Cette nouvelle dynastie ne devait pas marquer par ses guerres d'expansion de l'Islam : les guerres qu'elle entreprendra seront plutôt des luttes défensives contre des nouveaux venus dans les territoires musulmans, en particulier contre les Turcs, dans la partie orientale de l'empire islamique. Ce qui caractérise davantage cette dynastie abbasside, c'est l'expansion économique qui s'étend de l'Espagne jusqu'aux frontières de l'Inde, et l'expansion intellectuelle et culturelle. Car c'est bien après la révolution qui renversa les Omeyyades que va s'épanouir complètement la culture musulmane, mise en contact avec les civilisations de trois continents : l'Europe gréco-latine, l'Asie et particulièrement l'Inde, l'Afrique où Alexandrie était devenue une sorte de capitale intellectuelle où se rencontraient tous les courants mystiques et philosophiques du monde de l'époque. A la cour de Bagdad, se rencontrent les notables, qu'ils soient arabes ou indiens ou iraniens, qu'ils soient musulmans ou non, puisque des chrétiens traduisent en arabe des oeuvres grecques. Dans une première période de la dynastie des Abbassides, c'est véritablement l'âge d'or de l'Islam : dans le monde entier, on admire la civilisation née à la suite de la prédication du Prophète. La médecine, la physique, l'astronomie se développent ; les sciences se répandent de Bagdad vers le Vieux monde, et l'Europe entretient même des relations diplomatiques avec l'empire abbasside. Les Européens eux-mêmes admirent l'apogée de l'Espagne, sous la domination du calife de Cordoue, le seul descendant des Omeyyades, qui a trouvé refuge en Andalousie et qui s'est constitué en protecteur des lettres et des arts.

Dès le milieu du huitième siècle, les conquérants arabes dominaient donc toute la Méditerranée, de l'Asie Mineure jusqu'à l'Espagne : ils avaient réussi leur grande entreprise impérialiste, et leur civilisation allait pouvoir apporter un souffle nouveau à une Europe en pleine décadence. Sans la ténacité et l'opiniâtreté de certains érudits et de certains scribes musulmans, il est vraisemblable qu'une grande partie des chefs-d'oeuvre de l'Antiquité, aussi bien gréco-latine que persane ou hindoue, ne serait pas parvenue jusqu'à nos jours.

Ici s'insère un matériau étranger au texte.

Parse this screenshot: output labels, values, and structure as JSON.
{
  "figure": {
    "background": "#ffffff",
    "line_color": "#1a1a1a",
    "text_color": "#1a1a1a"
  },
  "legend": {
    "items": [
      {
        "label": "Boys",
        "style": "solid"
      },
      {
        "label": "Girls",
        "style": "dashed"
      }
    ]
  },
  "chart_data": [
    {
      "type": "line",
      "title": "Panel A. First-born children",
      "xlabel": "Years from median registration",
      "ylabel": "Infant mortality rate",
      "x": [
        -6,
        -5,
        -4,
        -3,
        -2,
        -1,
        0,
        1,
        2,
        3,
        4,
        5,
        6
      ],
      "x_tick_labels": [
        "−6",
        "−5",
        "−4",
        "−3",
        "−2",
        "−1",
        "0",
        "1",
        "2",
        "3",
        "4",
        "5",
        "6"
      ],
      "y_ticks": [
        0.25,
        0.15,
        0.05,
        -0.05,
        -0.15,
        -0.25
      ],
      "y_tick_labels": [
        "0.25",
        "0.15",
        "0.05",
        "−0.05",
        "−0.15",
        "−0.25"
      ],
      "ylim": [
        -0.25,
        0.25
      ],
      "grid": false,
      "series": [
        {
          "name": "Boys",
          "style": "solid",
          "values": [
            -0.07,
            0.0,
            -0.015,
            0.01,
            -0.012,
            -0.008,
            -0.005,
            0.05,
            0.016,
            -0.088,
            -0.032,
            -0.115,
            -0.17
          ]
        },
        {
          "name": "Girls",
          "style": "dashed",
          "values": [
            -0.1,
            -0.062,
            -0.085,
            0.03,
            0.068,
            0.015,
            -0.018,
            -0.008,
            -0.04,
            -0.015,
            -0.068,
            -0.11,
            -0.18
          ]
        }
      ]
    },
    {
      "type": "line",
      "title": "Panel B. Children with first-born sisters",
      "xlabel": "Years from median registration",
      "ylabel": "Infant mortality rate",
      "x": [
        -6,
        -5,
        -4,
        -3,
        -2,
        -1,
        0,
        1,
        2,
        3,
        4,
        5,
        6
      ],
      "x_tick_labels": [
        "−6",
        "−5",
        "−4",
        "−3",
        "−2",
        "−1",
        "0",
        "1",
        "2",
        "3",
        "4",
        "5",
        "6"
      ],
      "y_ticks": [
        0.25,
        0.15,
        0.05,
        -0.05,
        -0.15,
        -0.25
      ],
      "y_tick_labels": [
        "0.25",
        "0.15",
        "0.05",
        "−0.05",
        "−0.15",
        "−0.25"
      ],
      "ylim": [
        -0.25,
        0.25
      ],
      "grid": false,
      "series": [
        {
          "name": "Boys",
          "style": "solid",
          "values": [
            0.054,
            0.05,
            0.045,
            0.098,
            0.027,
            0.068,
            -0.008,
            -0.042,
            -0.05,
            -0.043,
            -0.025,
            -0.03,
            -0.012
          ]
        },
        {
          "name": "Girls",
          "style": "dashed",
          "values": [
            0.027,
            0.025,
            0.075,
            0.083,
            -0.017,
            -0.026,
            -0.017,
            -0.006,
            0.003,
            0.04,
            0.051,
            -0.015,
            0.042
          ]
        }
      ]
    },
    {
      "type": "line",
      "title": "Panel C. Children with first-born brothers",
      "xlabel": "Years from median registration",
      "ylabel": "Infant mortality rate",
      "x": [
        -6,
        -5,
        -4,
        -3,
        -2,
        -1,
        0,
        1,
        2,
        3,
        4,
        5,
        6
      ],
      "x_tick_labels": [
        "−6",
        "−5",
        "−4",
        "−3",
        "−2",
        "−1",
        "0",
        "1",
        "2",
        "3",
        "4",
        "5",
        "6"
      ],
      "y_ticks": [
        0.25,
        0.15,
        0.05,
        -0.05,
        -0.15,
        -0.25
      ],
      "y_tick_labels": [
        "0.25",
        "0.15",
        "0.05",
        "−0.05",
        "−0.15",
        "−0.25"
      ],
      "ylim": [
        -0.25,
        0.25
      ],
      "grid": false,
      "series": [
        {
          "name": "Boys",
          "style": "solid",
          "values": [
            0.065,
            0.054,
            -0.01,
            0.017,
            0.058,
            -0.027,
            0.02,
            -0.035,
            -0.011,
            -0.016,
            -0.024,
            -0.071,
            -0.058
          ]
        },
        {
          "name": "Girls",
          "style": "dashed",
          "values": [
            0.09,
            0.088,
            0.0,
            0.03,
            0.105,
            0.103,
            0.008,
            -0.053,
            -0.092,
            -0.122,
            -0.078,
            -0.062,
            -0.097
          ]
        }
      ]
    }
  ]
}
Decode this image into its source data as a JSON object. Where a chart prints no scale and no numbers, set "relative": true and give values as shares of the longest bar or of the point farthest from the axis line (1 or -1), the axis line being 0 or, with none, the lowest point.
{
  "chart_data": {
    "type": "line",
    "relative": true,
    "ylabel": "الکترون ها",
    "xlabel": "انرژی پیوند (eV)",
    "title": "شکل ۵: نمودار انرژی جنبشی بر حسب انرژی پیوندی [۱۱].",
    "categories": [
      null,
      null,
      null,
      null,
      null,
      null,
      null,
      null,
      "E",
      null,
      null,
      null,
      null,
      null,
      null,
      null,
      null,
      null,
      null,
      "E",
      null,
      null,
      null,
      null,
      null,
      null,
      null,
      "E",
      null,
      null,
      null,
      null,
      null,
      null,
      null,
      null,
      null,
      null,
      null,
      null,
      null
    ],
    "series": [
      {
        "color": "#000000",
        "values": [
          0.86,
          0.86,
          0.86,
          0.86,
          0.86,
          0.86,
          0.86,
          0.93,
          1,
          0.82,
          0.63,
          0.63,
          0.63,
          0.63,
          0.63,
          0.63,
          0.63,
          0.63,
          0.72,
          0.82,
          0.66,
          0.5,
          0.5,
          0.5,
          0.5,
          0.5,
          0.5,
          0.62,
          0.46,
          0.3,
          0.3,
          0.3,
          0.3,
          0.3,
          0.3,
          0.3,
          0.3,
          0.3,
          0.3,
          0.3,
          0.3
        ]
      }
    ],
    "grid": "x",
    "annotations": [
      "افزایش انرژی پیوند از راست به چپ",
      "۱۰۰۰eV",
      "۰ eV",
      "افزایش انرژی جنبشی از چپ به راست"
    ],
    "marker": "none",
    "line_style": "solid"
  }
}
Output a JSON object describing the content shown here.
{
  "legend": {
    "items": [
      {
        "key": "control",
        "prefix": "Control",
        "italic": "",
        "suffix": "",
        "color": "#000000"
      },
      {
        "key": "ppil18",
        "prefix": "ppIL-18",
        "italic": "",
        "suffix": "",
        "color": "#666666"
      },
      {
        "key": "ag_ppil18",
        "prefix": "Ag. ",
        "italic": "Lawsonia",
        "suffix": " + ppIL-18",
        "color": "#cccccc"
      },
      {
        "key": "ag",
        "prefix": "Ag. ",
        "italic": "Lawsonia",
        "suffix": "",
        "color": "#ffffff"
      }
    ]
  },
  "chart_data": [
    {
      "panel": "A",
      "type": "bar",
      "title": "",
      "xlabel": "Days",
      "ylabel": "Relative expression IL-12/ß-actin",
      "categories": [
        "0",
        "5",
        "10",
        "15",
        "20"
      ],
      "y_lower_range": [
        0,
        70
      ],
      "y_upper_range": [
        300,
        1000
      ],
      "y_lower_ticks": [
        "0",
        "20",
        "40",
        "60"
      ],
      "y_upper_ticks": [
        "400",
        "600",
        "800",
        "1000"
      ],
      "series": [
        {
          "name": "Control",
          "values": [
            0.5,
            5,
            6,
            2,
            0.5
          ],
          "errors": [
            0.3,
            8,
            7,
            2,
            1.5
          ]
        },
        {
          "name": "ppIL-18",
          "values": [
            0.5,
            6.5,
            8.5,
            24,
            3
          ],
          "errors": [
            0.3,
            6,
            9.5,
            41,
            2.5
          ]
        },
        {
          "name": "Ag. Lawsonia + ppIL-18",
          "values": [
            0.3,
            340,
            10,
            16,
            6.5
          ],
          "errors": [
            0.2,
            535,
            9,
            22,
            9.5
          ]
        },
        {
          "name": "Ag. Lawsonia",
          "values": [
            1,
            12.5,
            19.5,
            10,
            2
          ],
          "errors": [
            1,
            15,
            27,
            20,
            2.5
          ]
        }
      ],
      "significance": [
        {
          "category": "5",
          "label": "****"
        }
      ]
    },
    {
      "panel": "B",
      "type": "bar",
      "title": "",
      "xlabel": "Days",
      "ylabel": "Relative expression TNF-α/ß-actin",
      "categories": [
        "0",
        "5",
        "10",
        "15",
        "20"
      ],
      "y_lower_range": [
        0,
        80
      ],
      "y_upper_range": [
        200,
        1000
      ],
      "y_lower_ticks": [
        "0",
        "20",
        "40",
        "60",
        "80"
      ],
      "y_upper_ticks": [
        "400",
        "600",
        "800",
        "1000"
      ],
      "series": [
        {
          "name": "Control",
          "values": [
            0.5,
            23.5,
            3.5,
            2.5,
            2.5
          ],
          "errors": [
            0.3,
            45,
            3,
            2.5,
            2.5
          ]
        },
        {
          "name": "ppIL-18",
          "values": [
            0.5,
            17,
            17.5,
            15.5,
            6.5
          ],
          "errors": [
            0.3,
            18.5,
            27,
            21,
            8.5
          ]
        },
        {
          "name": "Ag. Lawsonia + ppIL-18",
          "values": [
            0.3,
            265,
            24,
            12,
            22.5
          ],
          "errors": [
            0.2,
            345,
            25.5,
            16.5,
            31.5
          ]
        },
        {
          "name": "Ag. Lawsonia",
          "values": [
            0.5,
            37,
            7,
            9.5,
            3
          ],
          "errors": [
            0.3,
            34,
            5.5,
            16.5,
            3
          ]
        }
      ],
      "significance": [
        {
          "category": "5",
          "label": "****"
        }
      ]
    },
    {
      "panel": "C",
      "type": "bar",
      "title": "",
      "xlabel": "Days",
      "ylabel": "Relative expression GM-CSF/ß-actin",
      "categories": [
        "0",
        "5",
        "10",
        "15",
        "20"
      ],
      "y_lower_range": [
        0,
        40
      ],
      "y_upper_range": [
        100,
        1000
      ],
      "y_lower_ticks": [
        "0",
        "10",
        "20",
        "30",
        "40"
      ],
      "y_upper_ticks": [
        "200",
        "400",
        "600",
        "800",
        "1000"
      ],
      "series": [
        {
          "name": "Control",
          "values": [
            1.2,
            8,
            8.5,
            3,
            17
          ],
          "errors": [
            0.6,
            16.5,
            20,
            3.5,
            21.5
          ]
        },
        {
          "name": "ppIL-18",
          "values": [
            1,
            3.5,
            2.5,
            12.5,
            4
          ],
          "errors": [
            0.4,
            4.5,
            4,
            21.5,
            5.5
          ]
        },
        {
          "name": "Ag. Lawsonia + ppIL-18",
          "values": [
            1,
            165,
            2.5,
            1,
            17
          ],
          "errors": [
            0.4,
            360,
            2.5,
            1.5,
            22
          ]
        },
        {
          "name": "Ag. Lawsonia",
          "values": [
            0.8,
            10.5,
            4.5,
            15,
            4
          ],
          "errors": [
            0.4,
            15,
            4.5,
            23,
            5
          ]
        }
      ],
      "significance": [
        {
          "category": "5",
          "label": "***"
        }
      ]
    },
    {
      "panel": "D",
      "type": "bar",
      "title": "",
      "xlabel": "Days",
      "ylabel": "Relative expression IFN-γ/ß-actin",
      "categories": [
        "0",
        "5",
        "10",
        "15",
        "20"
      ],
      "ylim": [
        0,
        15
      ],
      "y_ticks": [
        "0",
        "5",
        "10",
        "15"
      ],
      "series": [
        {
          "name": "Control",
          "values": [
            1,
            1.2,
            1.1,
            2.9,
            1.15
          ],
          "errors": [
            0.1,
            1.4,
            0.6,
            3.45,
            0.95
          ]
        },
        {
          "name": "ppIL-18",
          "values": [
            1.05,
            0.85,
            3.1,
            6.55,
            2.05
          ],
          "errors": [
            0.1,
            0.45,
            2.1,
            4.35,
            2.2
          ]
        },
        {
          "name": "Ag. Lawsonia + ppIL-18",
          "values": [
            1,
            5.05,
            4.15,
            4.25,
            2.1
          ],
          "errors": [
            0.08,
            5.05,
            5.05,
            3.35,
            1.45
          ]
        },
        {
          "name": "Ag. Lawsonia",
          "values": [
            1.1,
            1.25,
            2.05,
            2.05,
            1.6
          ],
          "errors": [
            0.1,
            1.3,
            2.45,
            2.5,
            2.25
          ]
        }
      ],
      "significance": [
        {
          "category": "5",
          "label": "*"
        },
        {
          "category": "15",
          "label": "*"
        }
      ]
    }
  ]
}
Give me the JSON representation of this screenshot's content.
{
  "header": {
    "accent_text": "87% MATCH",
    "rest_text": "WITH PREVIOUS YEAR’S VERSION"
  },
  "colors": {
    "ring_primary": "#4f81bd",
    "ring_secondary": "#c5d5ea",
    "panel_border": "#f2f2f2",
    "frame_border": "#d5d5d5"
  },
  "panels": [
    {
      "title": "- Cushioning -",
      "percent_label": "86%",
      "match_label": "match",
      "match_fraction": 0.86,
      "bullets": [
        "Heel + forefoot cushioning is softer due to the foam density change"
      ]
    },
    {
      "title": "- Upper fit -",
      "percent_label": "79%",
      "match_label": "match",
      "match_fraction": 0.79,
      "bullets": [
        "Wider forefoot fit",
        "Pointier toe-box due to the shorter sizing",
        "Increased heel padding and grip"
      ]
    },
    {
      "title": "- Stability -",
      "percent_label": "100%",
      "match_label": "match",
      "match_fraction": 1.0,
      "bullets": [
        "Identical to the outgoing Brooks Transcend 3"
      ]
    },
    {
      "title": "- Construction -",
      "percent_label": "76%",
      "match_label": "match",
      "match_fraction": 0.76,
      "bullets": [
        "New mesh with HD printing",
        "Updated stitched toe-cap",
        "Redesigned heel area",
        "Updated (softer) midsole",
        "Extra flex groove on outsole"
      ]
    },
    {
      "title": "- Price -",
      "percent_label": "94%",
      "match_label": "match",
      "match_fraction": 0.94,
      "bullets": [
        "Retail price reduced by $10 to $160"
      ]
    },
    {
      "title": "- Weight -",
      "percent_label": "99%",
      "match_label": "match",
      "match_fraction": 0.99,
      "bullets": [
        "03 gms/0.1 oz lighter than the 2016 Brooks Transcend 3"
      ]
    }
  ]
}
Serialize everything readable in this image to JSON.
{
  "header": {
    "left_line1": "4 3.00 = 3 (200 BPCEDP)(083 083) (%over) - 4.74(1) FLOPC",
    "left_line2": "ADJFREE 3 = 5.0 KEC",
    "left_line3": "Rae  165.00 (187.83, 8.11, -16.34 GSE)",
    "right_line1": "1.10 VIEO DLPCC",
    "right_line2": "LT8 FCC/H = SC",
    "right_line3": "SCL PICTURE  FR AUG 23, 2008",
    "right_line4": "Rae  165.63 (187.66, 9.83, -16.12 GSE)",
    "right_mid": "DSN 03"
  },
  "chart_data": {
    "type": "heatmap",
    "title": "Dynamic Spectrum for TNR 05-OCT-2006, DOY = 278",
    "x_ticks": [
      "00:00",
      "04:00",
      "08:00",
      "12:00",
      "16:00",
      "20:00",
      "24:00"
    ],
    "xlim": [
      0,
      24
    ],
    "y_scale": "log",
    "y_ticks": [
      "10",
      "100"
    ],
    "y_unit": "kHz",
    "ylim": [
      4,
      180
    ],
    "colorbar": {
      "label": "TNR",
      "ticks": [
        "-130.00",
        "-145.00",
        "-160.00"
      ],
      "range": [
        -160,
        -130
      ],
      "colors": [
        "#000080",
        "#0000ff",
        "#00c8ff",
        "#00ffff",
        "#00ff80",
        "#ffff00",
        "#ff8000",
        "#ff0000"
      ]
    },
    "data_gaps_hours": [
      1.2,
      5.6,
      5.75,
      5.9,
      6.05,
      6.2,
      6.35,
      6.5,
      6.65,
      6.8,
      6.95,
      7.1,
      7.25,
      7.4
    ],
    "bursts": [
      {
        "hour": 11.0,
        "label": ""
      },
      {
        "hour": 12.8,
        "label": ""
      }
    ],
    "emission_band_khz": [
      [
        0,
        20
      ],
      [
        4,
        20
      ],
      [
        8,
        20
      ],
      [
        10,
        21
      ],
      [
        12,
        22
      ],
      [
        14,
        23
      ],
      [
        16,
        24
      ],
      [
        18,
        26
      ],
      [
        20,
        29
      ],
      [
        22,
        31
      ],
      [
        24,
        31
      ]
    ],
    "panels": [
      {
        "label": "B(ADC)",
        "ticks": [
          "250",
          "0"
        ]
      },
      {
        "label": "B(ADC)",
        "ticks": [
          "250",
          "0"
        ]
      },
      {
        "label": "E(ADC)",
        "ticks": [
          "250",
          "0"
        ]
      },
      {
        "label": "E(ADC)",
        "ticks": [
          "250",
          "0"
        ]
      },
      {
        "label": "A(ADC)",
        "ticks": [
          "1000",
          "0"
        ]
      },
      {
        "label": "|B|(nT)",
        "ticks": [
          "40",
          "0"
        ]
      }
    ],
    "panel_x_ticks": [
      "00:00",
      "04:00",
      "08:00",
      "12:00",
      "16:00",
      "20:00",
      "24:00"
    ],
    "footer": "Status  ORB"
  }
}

C'est aussi à cette époque que les mathématiciens musulmans introduisirent l'algèbre et la trigonométrie, avec un système de numération, venant de l'Inde, consistant à compter par dizaines : ces mathématiciens le traduisirent sous la forme des chiffres arabes.

Mais cet aspect brillant des débuts de la dynastie des Abbassides ne saurait faire oublier l'existence de nombreux problèmes de tous ordres : politiques, religieux, sociaux... qui se traduisent, ici et là, par des insurrections et par la création d'émirats autonomes, fondées sur des ethnies qui ne sont pas arabes. C'est ainsi que le dixième siècle voit le fractionnement du monde musulman. En Espagne, la dynastie omeyyade de Cordoue brille par son indépendance, connaissant encore une culture raffinée. En Afrique du Nord, apparaît un nouveau califat, appuyé sur un descendant de Mahomet, par sa fille Fatima : c'est la dynastie fatimide qui s'établit ainsi sur Égypte et la Syrie. A l'Est de l'empire également, de graves problèmes se posent : les gouverneurs ont dû faire appel à des mercenaires turcs, chassés d'Asie par les Chinois ou par les Mongols, mais ces mercenaires prennent de plus en plus d'importance dans l'armée et dans l'administration, et finissent par s'emparer du pouvoir dans cette partie de l'empire islamique. Cet exemple allait être suivi de beaucoup de cas similaires : les tribus turques, qui font leur entrée dans le monde musulman, se mettent au service des souverains et des gouverneurs, avant de prendre eux-mêmes le pouvoir. C'est le cas des turcs seljoukides, qui se rendent rapidement maîtres de l'Iran, intervenant même à Bagdad pour défendre le calife abbasside contre les sécessionnistes fatimides d'obédience chiite. Le Proche-Orient échappe aux mains des Arabes pour passer progressivement dans celles des Turcs. Ce sont les seljoukides qui se posent en défenseurs de l'orthodoxie musulmane contre toutes les tendances sectaires ; l'arrivée des Croisés chrétiens au Proche-Orient devaient modifier l'état de l'empire musulman.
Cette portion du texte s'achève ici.